Dave Muller (b. 1964, San Francisco) is an Los Angeles – based artist whose multifaceted practice spans painting, drawing, watercolor, and social sculpture. He received a BA from the University of California at Davis in 1989, where he also served as a DJ and Music Director at KDVS. He briefly studied at the School of Visual Arts in New York before earning an MFA from the California Institute of the Arts in Valencia in 1993.

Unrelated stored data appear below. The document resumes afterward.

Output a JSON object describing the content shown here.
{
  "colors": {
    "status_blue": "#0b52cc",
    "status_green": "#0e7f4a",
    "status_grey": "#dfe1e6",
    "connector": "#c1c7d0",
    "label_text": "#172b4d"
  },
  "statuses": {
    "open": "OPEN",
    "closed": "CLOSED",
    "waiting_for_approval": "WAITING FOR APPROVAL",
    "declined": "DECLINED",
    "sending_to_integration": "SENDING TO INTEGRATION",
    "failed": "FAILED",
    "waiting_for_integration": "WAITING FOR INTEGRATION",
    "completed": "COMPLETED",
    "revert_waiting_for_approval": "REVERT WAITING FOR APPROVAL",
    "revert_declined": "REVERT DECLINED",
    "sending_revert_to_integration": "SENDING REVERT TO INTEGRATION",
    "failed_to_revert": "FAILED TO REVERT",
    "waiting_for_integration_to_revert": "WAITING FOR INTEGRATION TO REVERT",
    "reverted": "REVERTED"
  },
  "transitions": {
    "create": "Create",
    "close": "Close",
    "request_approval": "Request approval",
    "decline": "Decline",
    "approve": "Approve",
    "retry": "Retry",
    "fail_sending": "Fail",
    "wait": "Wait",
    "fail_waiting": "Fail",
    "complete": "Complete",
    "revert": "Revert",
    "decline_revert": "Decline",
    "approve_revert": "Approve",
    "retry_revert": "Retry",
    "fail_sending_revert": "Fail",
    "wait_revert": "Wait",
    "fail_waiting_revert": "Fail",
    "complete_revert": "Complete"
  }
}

Integral to Muller’s emergence as an artist in the 1990s was his formation of Three Day Weekend, a series of nomadic social art events held over holiday weekends that began in Los Angeles and expanded to major cities globally. At once exhibition platform, party, and conceptual project, Three Day Weekend provided vital opportunities for young artists while modeling an alternative, community-driven approach to art-making - especially resonant in the disconnected sprawl of Los Angeles. Simultaneously, Muller began creating watercolor announcements for these events and for exhibitions featuring his contemporaries, a practice that later extended to canonical artists, designers, and major institutions. In a 2001 Artforum feature, Ralph Rugoff wrote that the project “raises questions about the complex relationship between artmaking and generosity,” noting that Muller’s work, “laced with sly reversals and slippery humor,” engages “the myriad ways in which artistic identity is mediated by the rhetoric of publicity.”

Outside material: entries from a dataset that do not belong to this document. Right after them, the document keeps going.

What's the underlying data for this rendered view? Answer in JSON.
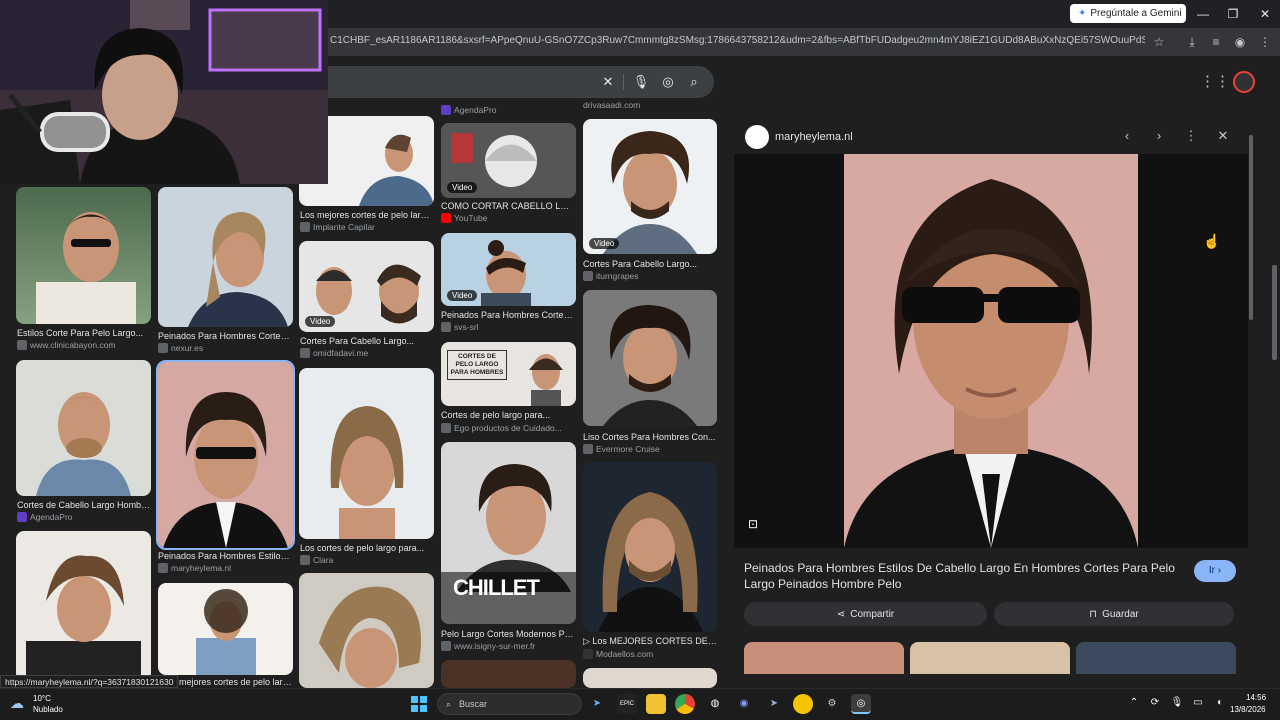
{
  "browser": {
    "gemini_button": "Pregúntale a Gemini",
    "url": "C1CHBF_esAR1186AR1186&sxsrf=APpeQnuU-GSnO7ZCp3Ruw7Cmmmtg8zSMsg:1786643758212&udm=2&fbs=ABfTbFUDadgeu2mn4mYJ8iEZ1GUDd8ABuXxNzQEi57SWOuuPdScLx3oF9c1cFkljSkR..."
  },
  "search": {
    "clear_icon": "close-icon",
    "mic_icon": "mic-icon",
    "lens_icon": "lens-icon",
    "search_icon": "search-icon"
  },
  "results": [
    {
      "caption": "",
      "source": "AgendaPro"
    },
    {
      "caption": "",
      "source": "drivasaadi.com"
    },
    {
      "caption": "Los mejores cortes de pelo largo...",
      "source": "Implante Capilar"
    },
    {
      "caption": "COMO CORTAR CABELLO LARG...",
      "source": "YouTube",
      "badge": "Video"
    },
    {
      "caption": "Cortes Para Cabello Largo...",
      "source": "iturngrapes",
      "badge": "Video"
    },
    {
      "caption": "Estilos Corte Para Pelo Largo...",
      "source": "www.clinicabayon.com"
    },
    {
      "caption": "Peinados Para Hombres Cortes...",
      "source": "nexur.es"
    },
    {
      "caption": "Cortes Para Cabello Largo...",
      "source": "omidfadavi.me",
      "badge": "Video"
    },
    {
      "caption": "Peinados Para Hombres Cortes...",
      "source": "svs-srl",
      "badge": "Video"
    },
    {
      "caption": "Liso Cortes Para Hombres Con...",
      "source": "Evermore Cruise"
    },
    {
      "caption": "Cortes de pelo largo para...",
      "source": "Ego productos de Cuidado..."
    },
    {
      "caption": "Cortes de Cabello Largo Hombre...",
      "source": "AgendaPro"
    },
    {
      "caption": "Peinados Para Hombres Estilos D...",
      "source": "maryheylema.nl"
    },
    {
      "caption": "Los cortes de pelo largo para...",
      "source": "Clara"
    },
    {
      "caption": "Pelo Largo Cortes Modernos Par...",
      "source": "www.isigny-sur-mer.fr"
    },
    {
      "caption": "▷ Los MEJORES CORTES DE PEL...",
      "source": "Modaellos.com"
    },
    {
      "caption": "s mejores cortes de pelo largo...",
      "source": ""
    }
  ],
  "thumb_text": {
    "cortes_overlay": "CORTES DE PELO LARGO PARA HOMBRES",
    "chillet": "CHILLET"
  },
  "panel": {
    "site": "maryheylema.nl",
    "title": "Peinados Para Hombres Estilos De Cabello Largo En Hombres Cortes Para Pelo Largo Peinados Hombre Pelo",
    "go_button": "Ir",
    "share_button": "Compartir",
    "save_button": "Guardar"
  },
  "status_url": "https://maryheylema.nl/?q=36371830121630",
  "taskbar": {
    "weather_temp": "10°C",
    "weather_desc": "Nublado",
    "search_placeholder": "Buscar",
    "time": "14:56",
    "date": "13/8/2026"
  },
  "colors": {
    "accent": "#8ab4f8",
    "panel_bg": "#1f1f1f"
  }
}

Muller’s studio practice is equally distinctive. While his appropriated imagery may at first appear as homage or mimicry, his hand-rendered watercolors, drawings, and paintings, characterized by rich, uneven washes of color, serpentine lines, and deliberate imperfection, offer a deeply personal counterpoint to the slickness of digital reproduction. Over more than three decades, his continued embrace of analog, DIY methods stands as a quiet but powerful reminder of the enduring value of the artist’s hand, particularly amid accelerating image technologies and the rise of AI.
Muller’s work has been presented widely in the United States and internationally. He has had solo exhibitions at Blum & Poe, Los Angeles; the Institute of Contemporary Art, Boston; the San Francisco Museum of Modern Art; and the Museo de Arte Contemporáneo de Castilla y León, Spain, among others. Important group exhibitions include the 2004 Whitney Biennial and Sympathy for the Devil: Art and Rock and Roll Since 1967 at the Museum of Contemporary Art, Chicago (2007). His work is represented in the public collections of the Dallas Museum of Art, Dallas, TX; Hammer Museum, Los Angeles, CA; Henry Art Gallery, Seattle, WA; Solomon R. Guggenheim Museum, New York, NY; Museum of Contemporary Art, Los Angeles, CA; Museum of Modern Art, New York, NY; National Gallery of Canada, Ottawa, Ontario; San Francisco Museum of Modern Art, San Francisco, CA; and the Whitney Museum of American Art, New York, NY, among others.